Son poing s’entoura alors subitement d’une aura sombre, qui changea rapidement et se teinta d’un noir profond. Lyra raffermit sa prise et, d’un coup violent imprégné de sa rage, frappa la pointe de la lame sur le sol. Ayant pris appui sur le pommeau de l’épée, la jeune femme, haletante, reprit alors ses esprits. La petite bâtisse était à une centaine de mètres d’elle, la porte grande ouverte. Elle ne se souvenait pas avoir quitté l’établissement, et encore moins d’avoir parcouru cette distance en si peu de temps. Lui vint en tête alors ses propos, ses yeux s’en écarquillèrent puis se posèrent sur la grande épée noire. Il pouvait parfois lui arriver, lors de certaines situations extrêmes, de perdre le contrôle d’elle-même, suite aux effets de la Sarth. Les précédents événements en étaient la preuve. Intérieurement, elle se maudit d’avoir osé penser de telles insanités. Après quelques instants, Lyra finit par se lever et allait faire partir Zenophia, quand une voix, au loin, lui parvint. Une certaine distance avait beau les séparer, le Chevalier Saint réussit à discerner une petite forme trapue,  debout sur le porche de l’auberge. Lors des premiers appels, la mercenaire eut bien du mal à comprendre ce que le vieil homme tentait de dire. Puis, un nom, lui surgit en tête. Aska ?

Il lui suffit d’un battement de paupière. Cela lui suffit grandement.
Une détonation extraordinaire retentit. Ils n’eurent très certainement pas le temps de se rendre compte de ce qu’il passait. Les flammes prirent le dessus en quelques secondes à peine. Des flammes d’un volume et d’une hauteur impressionnante. Le bâtiment s’était embrasé en si peu de temps… Dû au choc, le vieil homme appelant quelques secondes auparavant Aska s’était retrouvé expulsé une dizaine de mètres plus loin. Elle doutait très sérieusement de son état mais ne se permettrait pas de le laisser souffrir une seconde de plus s’il était toujours en vie. Lyra ne réfléchit pas sur le coup et fonça. Il lui fallait agir vite. Très vite.

Arrivée sur les lieux, elle put découvrir que le vieillard n’était pas encore mort. Il était cependant grièvement blessé, son flanc droit et une grande partie de son corps étaient carbonisés. Son souffle, toutefois, persistait. La mercenaire allait le relever et lui faire prendre appui sur son épaule lorsque de nombreux bruits de pas et de sabots se firent entendre dans son dos. Avec appréhension au vu de la situation déjà alarmante, Lyra fit volte-face avec lenteur.

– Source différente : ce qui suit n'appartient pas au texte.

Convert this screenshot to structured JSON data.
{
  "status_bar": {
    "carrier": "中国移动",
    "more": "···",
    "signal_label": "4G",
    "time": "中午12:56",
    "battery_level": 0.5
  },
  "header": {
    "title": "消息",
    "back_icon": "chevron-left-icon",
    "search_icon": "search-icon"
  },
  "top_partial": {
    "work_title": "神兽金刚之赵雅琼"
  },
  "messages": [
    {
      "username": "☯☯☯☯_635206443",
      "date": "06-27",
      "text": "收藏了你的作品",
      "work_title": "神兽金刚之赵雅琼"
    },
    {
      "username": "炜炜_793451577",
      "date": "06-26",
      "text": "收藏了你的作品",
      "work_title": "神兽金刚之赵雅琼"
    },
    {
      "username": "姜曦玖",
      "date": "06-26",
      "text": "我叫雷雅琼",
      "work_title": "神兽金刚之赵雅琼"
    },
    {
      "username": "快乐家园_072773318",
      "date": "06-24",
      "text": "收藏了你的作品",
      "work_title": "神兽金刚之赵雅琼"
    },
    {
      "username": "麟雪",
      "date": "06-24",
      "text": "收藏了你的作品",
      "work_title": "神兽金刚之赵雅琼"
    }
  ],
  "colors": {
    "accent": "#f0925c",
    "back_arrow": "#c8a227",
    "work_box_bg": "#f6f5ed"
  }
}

Ce fut-là, à cet instant précis, que son monde, une deuxième fois, s’écroula. Face à Lyra s’étendait une troupe considérable d’hommes, ceux qui lui faisaient face tenant entre leurs mains une bannière qu’elle ne connaissait, malheureusement, que trop bien. Deux longues lames fichées dans un faucon noir aux yeux jaunes perçants. Son corps, malgré elle, fut pris d’un spasme violent et elle lâcha inexorablement le corps blessé du vieil homme. L’air se fit pesant, un silence mortel – interrompu seulement par les crépitements du brasier – se déclara maître des lieux. Devant elle, les hommes s’agitaient alors qu’une diligence fit son apparition. Une diligence noire. Marquée par le temps.

Tout cela était impossible, absolument impossible. Elle avait mis fin à ce cauchemar voilà presque dix ans, et voilà qu’il refaisait surface ? Il ne pouvait être là. Il ne pouvait être en vie. Elle avait elle-même… !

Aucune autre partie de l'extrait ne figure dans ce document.